Under Armour recently announced its fiscal first-quarter results, which surpassed Wall Street expectations. Despite a decline in overall sales, the company’s earnings per share and revenue numbers were higher than anticipated. These positive results led to a 17% increase in the company’s stock price at the opening of trading.
During the first fiscal quarter, Under Armour reported a loss of $305.4 million, a stark contrast to the profit of $10 million from the previous year. Adjusted earnings per share came in at 1 cent, compared to the expected loss of 8 cents. Revenue also fell to $1.18 billion, reflecting a 10% decrease from the same period a year ago. The company recently settled a long-standing securities lawsuit for $434 million, further impacting its financial health.

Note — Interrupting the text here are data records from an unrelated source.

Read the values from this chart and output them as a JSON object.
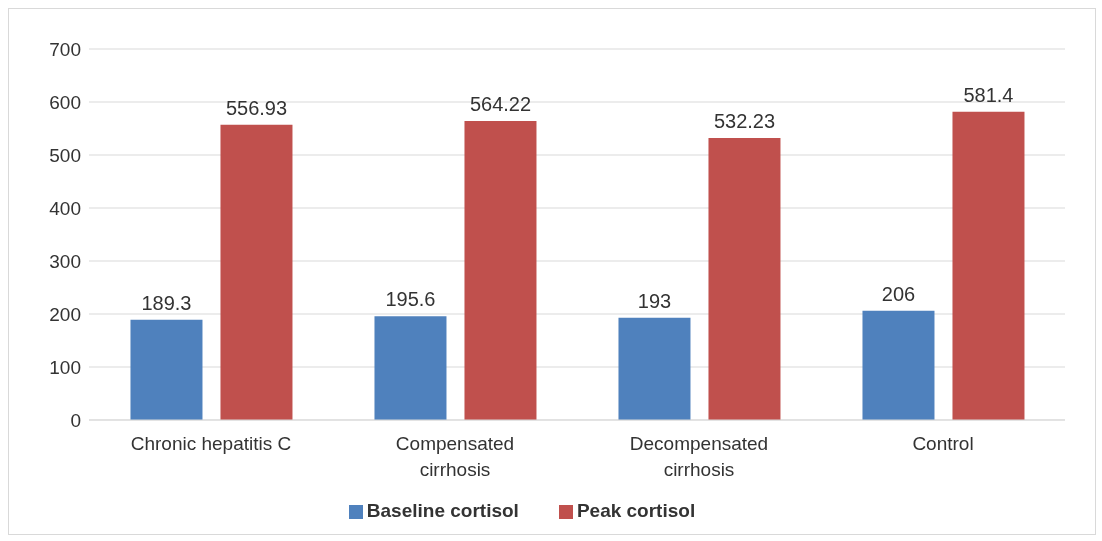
{
  "chart_data": {
    "type": "bar",
    "categories": [
      "Chronic hepatitis C",
      "Compensated cirrhosis",
      "Decompensated cirrhosis",
      "Control"
    ],
    "series": [
      {
        "name": "Baseline cortisol",
        "color": "#4f81bd",
        "values": [
          189.3,
          195.6,
          193,
          206
        ]
      },
      {
        "name": "Peak cortisol",
        "color": "#c0504d",
        "values": [
          556.93,
          564.22,
          532.23,
          581.4
        ]
      }
    ],
    "ylim": [
      0,
      700
    ],
    "yticks": [
      0,
      100,
      200,
      300,
      400,
      500,
      600,
      700
    ],
    "grid": "y",
    "legend": "bottom",
    "data_labels": true
  }
}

Looking ahead, Under Armour expects to post a loss in fiscal 2025, with projected losses per share ranging from 53 to 56 cents. This shift marks a significant departure from the previously anticipated earnings per share of 2 to 5 cents. The company’s restructuring efforts aim to reverse declining sales and boost profitability. Previous cost-cutting measures, including layoffs and reduced promotions, underline the challenges Under Armour faces.
Sales in North America, Under Armour’s primary market, declined by 14% but still exceeded analysts’ estimates. The company’s wholesale and direct-to-consumer revenue also experienced reductions during the quarter. Despite these setbacks, Under Armour aims to reposition itself as a premium brand, following a strategy similar to Nike’s. The addition of new talent and acquisitions, such as sustainable fashion brand Unless Collective, signal the company’s commitment to growth and innovation.
While Under Armour’s first-quarter results outperformed expectations, the road to recovery remains uncertain. The brand’s shift to a premium positioning and focus on core fundamentals may take time to yield tangible results. The intense competition in the athletic apparel industry, coupled with leadership turnover and potential governance issues, add to Under Armour’s challenges. The company’s ability to maintain brand value and product quality will be critical in navigating these obstacles.
Under Armour’s recent financial performance underscores the complex nature of its turnaround efforts. While initial progress is promising, sustained growth and profitability will require a comprehensive long-term strategy. By focusing on brand positioning, innovation, and operational efficiency, Under Armour can strive to regain its competitive edge in the market.